The quantity of each type your baby has and how genetics have distributed them through the hair will make up the shade.
Although many genes are responsible for producing and regulating melanin, researchers still know little about this. The gene we know the most about is MC1R (5). This gene handles the instructions needed to create a protein called melanocortin 1 receptor.
The melanocortin 1 receptor is the control panel. This decides which type of pigment the melanocytes (melanin-producing cells) should provide.
When this receptor is activated, a chain of chemical reactions occurs. These stimulate the melanocytes and produce eumelanin, giving the hair darker tones.
If this receptor does not activate, the melanocytes produce pheomelanin instead. In this case, your baby may get strawberry blonde, auburn, or red hair.
Sometimes, the receptor is blocked, forcing it only to produce pheomelanin. When this occurs, it generally results in fiery red hair.
The most interesting fact is that pigment can change over time.
Could My Baby’s Hair Color Change?
Yes! Although the amount and type of pigment are already locked into your baby’s DNA, your baby’s hair color is still developing. This may continue until they are six or seven years old.
A child’s hair color can change dramatically over several years. This is because the pigment, its density, and its distribution are still changing and “settling in.”
An interesting study revealed that people of European descent are particularly prone to hair color change. Scientists are not exactly sure as to why or how. But they believe it has to do with hormonal changes, activating the melanin in the hair follicles (6).
The example focused on blond-haired children. Most of them grew to have darker locks when they reached their teenage years or entered puberty.
Unique Hair Color
If you’ve ever searched the web for “unique baby hair color,” chances are you came across some pretty wild results. There are some conditions caused by what doctors call “loss of function” that cause color variation.
Poliosis or “white forelock” is a condition where a particular spot of hair is entirely white (7).
Doctors conclude that this happens because the hair follicles in that spot lack melanin. The rest of the hair remains a natural color, generally brown or black. This makes for a very distinctive appearance.
Generally, poliosis occurs when several genetic syndromes take place at the same time.

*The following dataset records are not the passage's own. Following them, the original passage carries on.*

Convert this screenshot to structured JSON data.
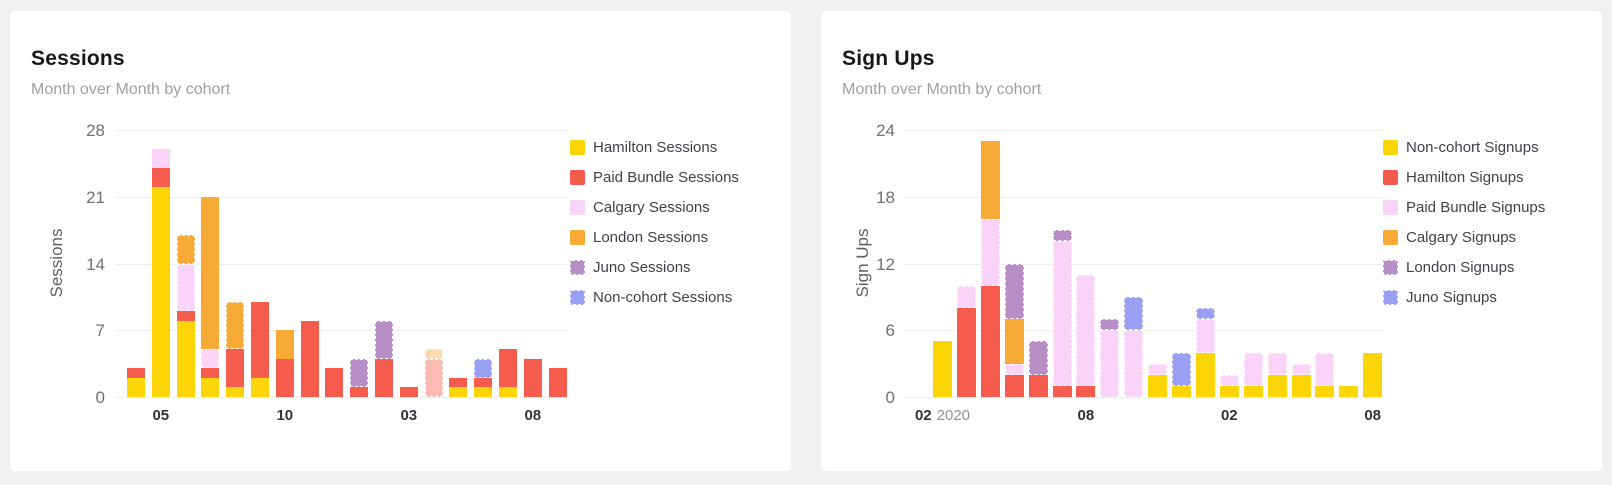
{
  "page": {
    "background": "#F0F0EF",
    "card_background": "#FFFFFF",
    "gridline_color": "#EDEDED",
    "tick_text_color": "#6E7277",
    "x_tick_color": "#303338",
    "x_subtick_color": "#8E9297",
    "title_color": "#17181A",
    "subtitle_color": "#9DA0A6",
    "legend_text_color": "#3F4247"
  },
  "chart_data": [
    {
      "type": "bar",
      "stacked": true,
      "title": "Sessions",
      "subtitle": "Month over Month by cohort",
      "ylabel": "Sessions",
      "ylim": [
        0,
        28
      ],
      "yticks": [
        0,
        7,
        14,
        21,
        28
      ],
      "grid": true,
      "legend_position": "right",
      "x_ticks": [
        {
          "bar_index": 1,
          "label": "05"
        },
        {
          "bar_index": 6,
          "label": "10"
        },
        {
          "bar_index": 11,
          "label": "03"
        },
        {
          "bar_index": 16,
          "label": "08"
        }
      ],
      "series": [
        {
          "name": "Hamilton Sessions",
          "color": "#FCD507",
          "values": [
            2,
            22,
            8,
            2,
            1,
            2,
            0,
            0,
            0,
            0,
            0,
            0,
            0,
            1,
            1,
            1,
            0,
            0
          ]
        },
        {
          "name": "Paid Bundle Sessions",
          "color": "#F65C4D",
          "values": [
            1,
            2,
            1,
            1,
            4,
            8,
            4,
            8,
            3,
            1,
            4,
            1,
            4,
            1,
            1,
            4,
            4,
            3
          ]
        },
        {
          "name": "Calgary Sessions",
          "color": "#FAD3F9",
          "values": [
            0,
            2,
            5,
            2,
            0,
            0,
            0,
            0,
            0,
            0,
            0,
            0,
            0,
            0,
            0,
            0,
            0,
            0
          ]
        },
        {
          "name": "London Sessions",
          "color": "#F7AA36",
          "values": [
            0,
            0,
            3,
            16,
            5,
            0,
            3,
            0,
            0,
            0,
            0,
            0,
            1,
            0,
            0,
            0,
            0,
            0
          ]
        },
        {
          "name": "Juno Sessions",
          "color": "#B88EC6",
          "values": [
            0,
            0,
            0,
            0,
            0,
            0,
            0,
            0,
            0,
            3,
            4,
            0,
            0,
            0,
            0,
            0,
            0,
            0
          ]
        },
        {
          "name": "Non-cohort Sessions",
          "color": "#99A0F3",
          "values": [
            0,
            0,
            0,
            0,
            0,
            0,
            0,
            0,
            0,
            0,
            0,
            0,
            0,
            0,
            2,
            0,
            0,
            0
          ]
        }
      ],
      "dashed_series": [
        4,
        5
      ],
      "extra_dashed_segments": [
        [
          2,
          2
        ],
        [
          2,
          3
        ],
        [
          3,
          2
        ],
        [
          4,
          3
        ],
        [
          12,
          1
        ],
        [
          12,
          3
        ]
      ],
      "faded_bars": [
        12
      ],
      "legend_dashed": [
        4,
        5
      ]
    },
    {
      "type": "bar",
      "stacked": true,
      "title": "Sign Ups",
      "subtitle": "Month over Month by cohort",
      "ylabel": "Sign Ups",
      "ylim": [
        0,
        24
      ],
      "yticks": [
        0,
        6,
        12,
        18,
        24
      ],
      "grid": true,
      "legend_position": "right",
      "x_ticks": [
        {
          "bar_index": 0,
          "label": "02",
          "sublabel": "2020"
        },
        {
          "bar_index": 6,
          "label": "08"
        },
        {
          "bar_index": 12,
          "label": "02"
        },
        {
          "bar_index": 18,
          "label": "08"
        }
      ],
      "series": [
        {
          "name": "Non-cohort Signups",
          "color": "#FCD507",
          "values": [
            5,
            0,
            0,
            0,
            0,
            0,
            0,
            0,
            0,
            2,
            1,
            4,
            1,
            1,
            2,
            2,
            1,
            1,
            4
          ]
        },
        {
          "name": "Hamilton Signups",
          "color": "#F65C4D",
          "values": [
            0,
            8,
            10,
            2,
            2,
            1,
            1,
            0,
            0,
            0,
            0,
            0,
            0,
            0,
            0,
            0,
            0,
            0,
            0
          ]
        },
        {
          "name": "Paid Bundle Signups",
          "color": "#FAD3F9",
          "values": [
            0,
            2,
            6,
            1,
            0,
            13,
            10,
            6,
            6,
            1,
            0,
            3,
            1,
            3,
            2,
            1,
            3,
            0,
            0
          ]
        },
        {
          "name": "Calgary Signups",
          "color": "#F7AA36",
          "values": [
            0,
            0,
            7,
            4,
            0,
            0,
            0,
            0,
            0,
            0,
            0,
            0,
            0,
            0,
            0,
            0,
            0,
            0,
            0
          ]
        },
        {
          "name": "London Signups",
          "color": "#B88EC6",
          "values": [
            0,
            0,
            0,
            5,
            3,
            1,
            0,
            1,
            0,
            0,
            0,
            0,
            0,
            0,
            0,
            0,
            0,
            0,
            0
          ]
        },
        {
          "name": "Juno Signups",
          "color": "#99A0F3",
          "values": [
            0,
            0,
            0,
            0,
            0,
            0,
            0,
            0,
            3,
            0,
            3,
            1,
            0,
            0,
            0,
            0,
            0,
            0,
            0
          ]
        }
      ],
      "dashed_series": [
        2,
        4,
        5
      ],
      "extra_dashed_segments": [],
      "faded_bars": [],
      "legend_dashed": [
        4,
        5
      ]
    }
  ]
}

These include tuberous sclerosis, piebaldism, and Waardenburg syndrome.
However, experts have also concluded that it can occur due to a series of acquired conditions or other triggers. These include inflammatory illnesses, medication reactions, or skin tumors.
Poliosis can also affect other parts of the body. Some babies have it in their eyebrows or eyelashes. Although it may sound serious, most people with it are perfectly healthy.

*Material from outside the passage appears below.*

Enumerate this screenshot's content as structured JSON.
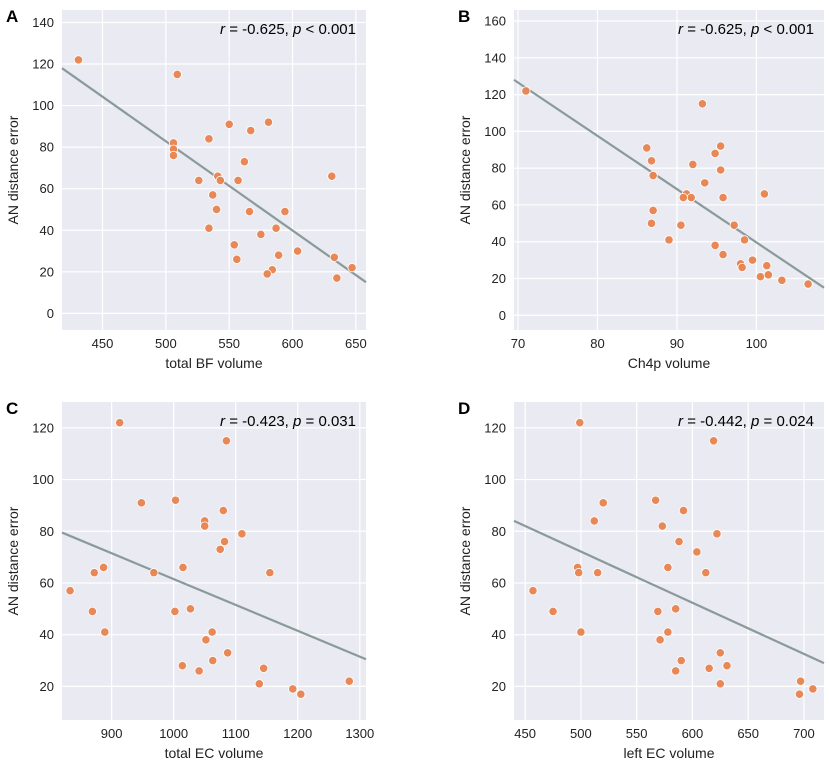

Albinism is a genetic condition that results in the absence of melanin in the hair, skin, and eyes. People who have it are often characterized by having very fair skin and white hair. However, there are different variations.

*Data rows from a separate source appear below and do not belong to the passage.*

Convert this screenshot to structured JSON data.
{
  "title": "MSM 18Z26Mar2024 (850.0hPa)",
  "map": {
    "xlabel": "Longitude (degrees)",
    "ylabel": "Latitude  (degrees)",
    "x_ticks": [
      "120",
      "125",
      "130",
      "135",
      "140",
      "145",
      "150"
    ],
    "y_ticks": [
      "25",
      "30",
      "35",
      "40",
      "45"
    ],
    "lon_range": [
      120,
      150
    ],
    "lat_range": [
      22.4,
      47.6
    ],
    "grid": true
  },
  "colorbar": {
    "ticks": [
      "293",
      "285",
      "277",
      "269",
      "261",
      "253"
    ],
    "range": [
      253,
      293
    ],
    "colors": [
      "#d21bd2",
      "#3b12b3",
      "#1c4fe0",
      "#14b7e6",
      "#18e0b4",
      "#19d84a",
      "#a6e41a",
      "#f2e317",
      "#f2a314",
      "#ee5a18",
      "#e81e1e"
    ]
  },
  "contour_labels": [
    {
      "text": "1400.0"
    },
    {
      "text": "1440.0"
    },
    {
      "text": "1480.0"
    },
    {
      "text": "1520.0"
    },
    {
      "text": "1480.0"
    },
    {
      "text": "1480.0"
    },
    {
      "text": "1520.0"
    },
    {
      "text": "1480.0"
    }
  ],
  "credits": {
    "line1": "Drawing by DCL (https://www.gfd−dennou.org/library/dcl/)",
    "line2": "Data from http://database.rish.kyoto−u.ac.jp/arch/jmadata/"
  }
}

The condition is very common, especially in other parts of the world, where as many as one in 3,000 children are born with it. In the U.S., it affects about one in 18,000 to 20,000 people (8).
Albinism is not a condition your baby can acquire after birth since it occurs due to a gene mutation. The chances that your baby will have it are very slim.
Generally, for a baby to be born with albinism, both the mother and father must carry the mutated gene. However, further studies revealed another variation where the mom is the carrier. This type usually only affects boys.
Albinism is not a life-threatening condition, but it can cause poor vision. Fortunately, this can often be corrected.
Babies and children with albinism should be well protected from the sun at all times. Because their skin lacks pigmentation, they are extra sensitive and may easily become sunburned. Applying sunblock and dressing them in opaque clothing, including hats and loose shirts, is essential.
There is no absolute way of telling if your child will have albinism since DNA samples vary even for the same type of albinism. But you might be able to find out if there’s a slim chance.